Django also has some GIS tools builtin if you need to do anything with geographic data. It has a solid library of error handling, messages, and web security tooling you will probably need, and, the third party ecosystem, both Djano specific modules and the wider Python ecosystem are very powerful.
It comes with a built in admin portal that lets you work with all your data in list views and detail views, with sorting, filtering, and searching. For a lot of scenarios you can get away with just using the admin portal (like we have accounting people log in there and import CSV files, etc).
It’s great for managing a data model, setting up a database schema and managing the migrations for you. And once that is setup it’s pretty trivial to enable API endpoints to do all the CRUD-style stuff, if needed.
Nothing against Django, just suggesting another option: Laravel offers the same "out of the box" tools that Django does. Django is built with Python, Laravel with PHP. Someone will be along in a moment to start the flame wars about why one or the other or both totally suck, but for your purposes it's most important to choose the language and approach that will be most comfortable to you.

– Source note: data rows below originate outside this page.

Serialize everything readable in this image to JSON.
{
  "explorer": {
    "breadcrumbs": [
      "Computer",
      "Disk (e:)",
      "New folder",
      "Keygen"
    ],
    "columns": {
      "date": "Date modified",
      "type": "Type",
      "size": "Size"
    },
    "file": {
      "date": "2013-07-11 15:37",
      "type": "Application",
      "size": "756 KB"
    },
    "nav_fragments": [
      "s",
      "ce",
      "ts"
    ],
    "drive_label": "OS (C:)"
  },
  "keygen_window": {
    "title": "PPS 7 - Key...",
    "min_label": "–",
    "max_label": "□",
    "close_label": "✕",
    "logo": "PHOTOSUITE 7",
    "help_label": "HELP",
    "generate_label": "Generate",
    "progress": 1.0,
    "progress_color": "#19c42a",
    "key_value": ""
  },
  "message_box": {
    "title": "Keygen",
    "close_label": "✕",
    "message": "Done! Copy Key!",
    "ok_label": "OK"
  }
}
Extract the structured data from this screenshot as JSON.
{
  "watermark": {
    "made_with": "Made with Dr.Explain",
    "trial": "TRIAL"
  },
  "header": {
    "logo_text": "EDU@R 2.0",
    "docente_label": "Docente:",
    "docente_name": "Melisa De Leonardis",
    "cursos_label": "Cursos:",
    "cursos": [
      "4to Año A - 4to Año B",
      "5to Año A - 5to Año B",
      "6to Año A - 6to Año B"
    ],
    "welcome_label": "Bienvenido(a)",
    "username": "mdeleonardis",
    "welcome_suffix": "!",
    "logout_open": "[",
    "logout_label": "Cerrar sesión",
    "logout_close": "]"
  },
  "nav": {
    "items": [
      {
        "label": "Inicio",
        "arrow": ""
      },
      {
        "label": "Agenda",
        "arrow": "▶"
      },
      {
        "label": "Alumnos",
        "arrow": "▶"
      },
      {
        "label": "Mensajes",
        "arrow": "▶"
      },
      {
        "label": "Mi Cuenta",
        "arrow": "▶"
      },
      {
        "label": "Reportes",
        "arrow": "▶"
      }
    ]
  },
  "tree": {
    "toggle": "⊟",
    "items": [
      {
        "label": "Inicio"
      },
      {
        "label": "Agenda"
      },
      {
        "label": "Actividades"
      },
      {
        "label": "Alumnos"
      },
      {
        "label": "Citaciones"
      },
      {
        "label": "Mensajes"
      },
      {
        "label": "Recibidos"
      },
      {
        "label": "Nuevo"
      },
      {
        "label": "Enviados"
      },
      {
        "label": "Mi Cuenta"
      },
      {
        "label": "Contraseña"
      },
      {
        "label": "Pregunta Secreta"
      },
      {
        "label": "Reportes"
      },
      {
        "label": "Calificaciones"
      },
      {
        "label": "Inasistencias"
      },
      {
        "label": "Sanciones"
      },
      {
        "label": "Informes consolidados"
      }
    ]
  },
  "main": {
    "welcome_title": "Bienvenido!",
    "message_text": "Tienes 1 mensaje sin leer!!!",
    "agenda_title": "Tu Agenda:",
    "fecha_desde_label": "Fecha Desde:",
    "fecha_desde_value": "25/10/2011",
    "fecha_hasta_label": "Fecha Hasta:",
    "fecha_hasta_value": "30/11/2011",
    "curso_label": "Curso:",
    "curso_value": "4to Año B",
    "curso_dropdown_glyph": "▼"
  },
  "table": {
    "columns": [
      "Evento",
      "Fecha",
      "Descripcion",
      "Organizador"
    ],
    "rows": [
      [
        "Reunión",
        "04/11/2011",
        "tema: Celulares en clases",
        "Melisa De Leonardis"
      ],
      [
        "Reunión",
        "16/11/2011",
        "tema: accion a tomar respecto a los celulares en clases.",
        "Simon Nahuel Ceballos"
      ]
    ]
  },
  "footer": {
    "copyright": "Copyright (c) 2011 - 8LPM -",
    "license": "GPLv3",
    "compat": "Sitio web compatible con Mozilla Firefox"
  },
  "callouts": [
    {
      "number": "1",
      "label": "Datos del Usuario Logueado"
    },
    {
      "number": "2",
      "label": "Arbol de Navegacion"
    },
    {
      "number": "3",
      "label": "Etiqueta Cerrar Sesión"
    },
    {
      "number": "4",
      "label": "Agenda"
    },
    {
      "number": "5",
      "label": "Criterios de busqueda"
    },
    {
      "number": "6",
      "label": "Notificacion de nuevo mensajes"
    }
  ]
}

Laravel's first-party ecosystem, both paid and free, on top of the framework is quite widespread. This also brings a lot of people to the party on the third party side with excellent tools like Filament and Ploi. I don't see this nearly as much for Django. Have a look under the Ecosystem tab on the Laravel homepage. Within a few `composer install`s, you can get:
- Local dev environment (i.e. actually running the app): Herd, Sail
- Stripe/Paddle support: Cashier, Spark
- Starter kit scaffolds including all the usual auth goodies (e.g. 2FA): Breeze, Jetstream
- View layer alternatives to plain old HTML views: Livewire, Inertia
- API and Social logins: Passport, Sanctum (for SPAs), Socialite
- Fulltext search: Scout
- Robust APM: Pulse, and Telescope on dev
- Admin panels: Nova, and 3rd party Filament
- Websockets: Echo, Reverb (coming soon)
- Infrastructure, both traditional and serverless: Forge, Envoyer, Vapor, Ploi
- Completely alternative PHP runners to replace php-fpm: Octane with Roadrunner, Swoole, or FrankenPHP
- Automated browser testing: Dusk
You can find Django packages for these things too, but I struggle to see many of them coming from the actual Django team. I also think the Django Admin solution is very neat for getting off the ground, but doesn't seem as robust as Nova or Filament.
Lastly, call it my bias, but Python's overall lacklustre developer experience with package and environment management (compared to Composer and Ruby gems) also affects Django as a result.
Also PHP has Laravel Spark[0]. They basically bootstrapped a SaaS but for a price. Not sure if it's worth it, but it's from the guys who made Laravel, and everyone only has good things to say about that so...
Kopia supports zstd compression, I found it to be within +10% to -5% of the size of my Borg repo.
It also has extensive support for ignoring stuff and it works very well.
I still use Borg because its policy of expiring older snapshots is more useful for me, but Kopia is extremely solid and I would use it any day if I didn't care that it doesn't actually keep one monthly backup for the last 3 months as Borg does (it decides which older snapshots to keep with another algorithm; it's documented on their website).